Health as Context

The complexity of health is rarely appreciated: seeing in terms of supply and demand flattens complex exchanges into linear equations.  The relational impact of linear interaction is hard boundaries that but up against each other, repeatedly, each time in the same way.

Managing finances from the top down results in perverse behaviours: what is valued is understood and worked towards.  Analysts freely admit to massaging A&E figures to fit the target that is in vogue, which of course has no benefit at all to patients.  The idea that central governments can control health by target setting is illusory.

Policymakers are looking towards DevoManc as the test bed for regionalised autonomy: the irony is the historical success of various organisations in Manchester resulted from their organic growth.  The devolution agenda is more accurately seen as a top down reassertion of control.

Removing the perceived redundancies from organisations within this ecology will necessarily suffocate its development and growth.  Seeing programmes as separate and distinct is an indicator that they will not work.

Much faith is placed behind the next reorganisation of health and care into Sustainability and Transformation Plans (STPs).  However, none of the previous reorganisations has worked.  The idea of localised commissioning is now ridiculed as a nonsensical model.

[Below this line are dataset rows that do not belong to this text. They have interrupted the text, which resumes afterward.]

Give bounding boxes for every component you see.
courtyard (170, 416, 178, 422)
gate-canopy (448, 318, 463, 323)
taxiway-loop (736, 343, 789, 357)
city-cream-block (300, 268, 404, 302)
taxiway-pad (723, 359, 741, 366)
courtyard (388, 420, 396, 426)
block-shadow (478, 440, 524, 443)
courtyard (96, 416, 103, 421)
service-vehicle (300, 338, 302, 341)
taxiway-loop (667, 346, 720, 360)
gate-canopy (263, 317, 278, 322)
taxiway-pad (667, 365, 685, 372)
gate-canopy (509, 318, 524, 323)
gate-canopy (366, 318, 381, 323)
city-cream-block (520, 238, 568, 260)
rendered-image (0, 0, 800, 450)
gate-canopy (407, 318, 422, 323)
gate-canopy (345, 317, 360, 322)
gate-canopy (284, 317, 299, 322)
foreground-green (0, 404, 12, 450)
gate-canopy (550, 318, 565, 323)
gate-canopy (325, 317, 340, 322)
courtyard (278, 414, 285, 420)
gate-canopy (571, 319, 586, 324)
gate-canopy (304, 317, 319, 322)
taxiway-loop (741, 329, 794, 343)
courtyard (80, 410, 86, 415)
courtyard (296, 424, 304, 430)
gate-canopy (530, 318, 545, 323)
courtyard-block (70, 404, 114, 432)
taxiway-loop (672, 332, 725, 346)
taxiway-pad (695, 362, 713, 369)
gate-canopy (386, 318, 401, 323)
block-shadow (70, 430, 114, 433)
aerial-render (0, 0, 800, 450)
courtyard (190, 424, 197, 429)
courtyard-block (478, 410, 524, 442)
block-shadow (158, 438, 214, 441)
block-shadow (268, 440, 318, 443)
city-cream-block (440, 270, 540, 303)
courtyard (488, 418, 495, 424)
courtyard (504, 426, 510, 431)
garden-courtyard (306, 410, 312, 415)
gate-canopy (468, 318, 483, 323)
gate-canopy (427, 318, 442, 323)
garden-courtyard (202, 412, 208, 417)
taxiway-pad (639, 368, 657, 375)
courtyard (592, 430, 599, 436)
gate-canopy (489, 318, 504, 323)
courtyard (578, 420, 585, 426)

The people who find ways to make progress within this system of flawed assumptions tell consistent stories of finding patterns of working against the grain that has been prescribed.  They can be seen as ‘positive deviants’.  Often their patterns of working and contacts have remained the same throughout several rounds of reorganisation, all of which have purported to radically change ways of working.

Years of ethnographic research within NHS Commissioning has shone clear light on the large number of people that remain employed by the NHS with no discernible impact on patients and the public, in spite of repeated rounds of efficiency gains targeted reorganisations.

There is no quick fix, easily brandished ‘solution’ to this highly complex, intersecting set of problems, nor is it viable for government to immediately reverse its policies.

But the nature of dialogue does need to change, in ways that are at the same time subtle and radical. We describe why enforced reorganisation cannot be the singular or even dominant lever for change. Nor can the idea that inserting bureaucratic ideology into communities will help them to sort themselves out.

We still talking about patient and public involvement as a programme of work.  If the involvement of users is separated from the system of healthcare, what remains?  Health is an ecology: an interwoven next of relationships and patterns.

The other side of this paradox:  the health of our ecology is also fundamental to our individual health.  The best predictor of whether we will become obese is whether our close friends and family are.  Expensive, complicated predictive analytics does not add much to this understanding.  Our communities and social structures are diabetic. Wearable activity monitors become sticking plasters for pandemic rates of lifestyle induced ill health.